Sherry contempló la mano abierta de su hermana durante un buen rato antes de hablar.

—Vaya. Esas bromistas le han dado un buen giro a la historia. Tía Georgia la ha tejido con más urdimbre que trama. Sospecho que cuando llegue al club esta noche, sólo la modestia me impedirá admitir que me enfrenté con media docena de la peor ralea de Londres.

—¿Nada de esto es cierto? —preguntó Cybelline.

—Te ha alicaído —le dijo, observando la expresión decepcionada en sus labios—. Y lo siento. Siéntete libre para aumentar la historia si te apetece.

—No estoy decepcionada —dijo con terquedad—, y no voy a tener nada que ver en perpetuar la mentira. ¿Cuál es la verdad?

Él se la contó. Cuando hubo terminado, vio claramente que ella ya no podía negar su decepción.

—¿Es singularmente poco heróico, verdad?

—¿Te tumbaron sin más? —le preguntó ella.

—Así fue.

—¿No intentaste apartar a la señorita Dumont de en medio?

—Ella misma se apartó con gran facilidad. El hecho de que se pusiera a chillar como una posesa no me dispuso en ánimo de salvarla.

—Entonces, esa parte era cierta.

Él se dio unos golpecitos en la oreja con la palma de la mano.

—Es triste, pero es así.

—¿No le clavaste el cuchillo a tu asaltante?

—Ni siquiera pude ocuparme de mí mismo.

—Pensé que podría ser así.

Él la miró con atención.

—¿Hubieras preferido que la historia fuera cierta?

—¡No! —La respuesta sonó forzada y su fuerza se disipó demasiado de prisa—. No —repitió en tono más convincente al cabo de un momento—. No tuviste oportunidad de defenderte.

—Quizá no lo hubiera hecho.

—No lo creo.

Él se encogió de hombros.

—Cuando la situación te pone ante la elección de el dinero o la vida, sólo hay una respuesta sensata. No me gusta el hecho de que la petición ni siquiera fuera realizada.
Me pareció una mala manera que simplemente se precipitara contra mí.

—¿Una mala manera? —preguntó Cybelline con voz débil—. ¿Ésa es tu descripción de los métodos del asaltante? Realmente admiras las buenas maneras.

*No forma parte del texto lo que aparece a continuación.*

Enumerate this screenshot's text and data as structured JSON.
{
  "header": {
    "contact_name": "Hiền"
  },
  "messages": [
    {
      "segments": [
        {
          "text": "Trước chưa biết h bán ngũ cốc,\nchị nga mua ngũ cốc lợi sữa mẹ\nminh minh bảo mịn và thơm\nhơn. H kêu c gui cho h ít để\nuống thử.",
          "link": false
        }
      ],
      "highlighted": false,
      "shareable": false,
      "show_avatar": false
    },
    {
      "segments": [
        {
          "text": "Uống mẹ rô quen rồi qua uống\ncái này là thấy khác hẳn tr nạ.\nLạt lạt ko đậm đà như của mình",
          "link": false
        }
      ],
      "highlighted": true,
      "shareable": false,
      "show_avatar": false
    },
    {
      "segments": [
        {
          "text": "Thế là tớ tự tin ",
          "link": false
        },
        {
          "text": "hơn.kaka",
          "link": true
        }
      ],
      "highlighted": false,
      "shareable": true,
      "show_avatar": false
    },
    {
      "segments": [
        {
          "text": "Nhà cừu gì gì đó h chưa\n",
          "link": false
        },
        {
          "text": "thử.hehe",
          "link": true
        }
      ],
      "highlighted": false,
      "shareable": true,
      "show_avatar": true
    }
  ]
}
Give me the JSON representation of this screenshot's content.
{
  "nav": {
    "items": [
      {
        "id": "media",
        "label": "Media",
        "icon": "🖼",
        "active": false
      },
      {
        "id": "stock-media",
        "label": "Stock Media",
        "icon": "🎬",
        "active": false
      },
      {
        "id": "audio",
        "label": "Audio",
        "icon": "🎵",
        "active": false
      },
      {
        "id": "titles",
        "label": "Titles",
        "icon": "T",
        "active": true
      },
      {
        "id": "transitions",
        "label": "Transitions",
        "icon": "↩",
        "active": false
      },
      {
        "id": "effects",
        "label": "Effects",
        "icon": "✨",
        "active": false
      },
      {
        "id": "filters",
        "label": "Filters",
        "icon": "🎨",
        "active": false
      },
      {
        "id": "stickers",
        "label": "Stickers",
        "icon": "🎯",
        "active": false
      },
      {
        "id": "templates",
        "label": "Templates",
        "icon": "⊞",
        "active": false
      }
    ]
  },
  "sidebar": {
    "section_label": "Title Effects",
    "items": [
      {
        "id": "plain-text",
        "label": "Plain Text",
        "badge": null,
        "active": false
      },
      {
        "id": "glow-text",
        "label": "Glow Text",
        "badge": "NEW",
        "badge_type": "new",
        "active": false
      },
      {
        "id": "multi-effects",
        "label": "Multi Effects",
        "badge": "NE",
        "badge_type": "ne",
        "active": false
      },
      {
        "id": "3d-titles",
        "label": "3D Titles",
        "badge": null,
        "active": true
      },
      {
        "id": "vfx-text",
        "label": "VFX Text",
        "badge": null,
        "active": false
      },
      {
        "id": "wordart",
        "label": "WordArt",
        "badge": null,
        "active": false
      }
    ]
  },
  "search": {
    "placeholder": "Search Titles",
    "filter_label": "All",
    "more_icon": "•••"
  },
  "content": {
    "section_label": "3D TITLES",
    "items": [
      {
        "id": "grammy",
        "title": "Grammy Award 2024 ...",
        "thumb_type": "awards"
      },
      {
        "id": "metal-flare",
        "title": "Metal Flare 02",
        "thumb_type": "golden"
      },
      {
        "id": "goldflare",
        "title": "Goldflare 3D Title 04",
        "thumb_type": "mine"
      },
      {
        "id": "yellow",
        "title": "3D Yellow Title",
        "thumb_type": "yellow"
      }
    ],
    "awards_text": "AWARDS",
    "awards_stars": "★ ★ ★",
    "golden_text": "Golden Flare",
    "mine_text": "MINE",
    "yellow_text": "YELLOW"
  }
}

—No lo niego. ¿Por qué debería hacerlo? Toda profesión debe tener sus métodos básicos. ¿Cómo juzgar el éxito, si no?

—Vaya, Sherry, estás decepcionado por el hecho de que él no fuera mejor.

A pesar de que quedaba claro que su hermana estaba sorprendida ante esa idea, Sherry no comprendía el porqué de ello.

—Por supuesto. ¿De qué otra forma se supone que yo podía desenvolverme? Podría haberme enfrentado a él y vencerle. Quizá no de forma digna, pero sí preferible a quedar atrapado por el peso muerto de su cuerpo y sin respiración. Podríamos habernos peleado por el cuchillo si no se le hubiera clavado en el costado. Él fue tan inepto que tropezó al avanzar y se clavó esa cosa él mismo.

Cybelline frunció el ceño.

—¿Estás seguro de que no tuviste nada que ver con ello? Parece condenadamente extraño que hiciera eso. —Se puso de pie y atravesó la corta distancia hasta el escritorio, de donde tomó el abrecartas de plata que se encontraba colocado con cuidado en el centro. Lo sostuvo por la empuñadura grabada como si fuera a apuñalarle a él y luego jugó con él para ver cómo se lo podía clavar ella misma. Le dio
la vuelta en la mano, lo agarró por el extremo más afilado y lo intentó otra vez.

—Maldita sea —dijo él.

Ella levantó la vista, asustada, y se dio cuenta de que él la había estado observando con atención.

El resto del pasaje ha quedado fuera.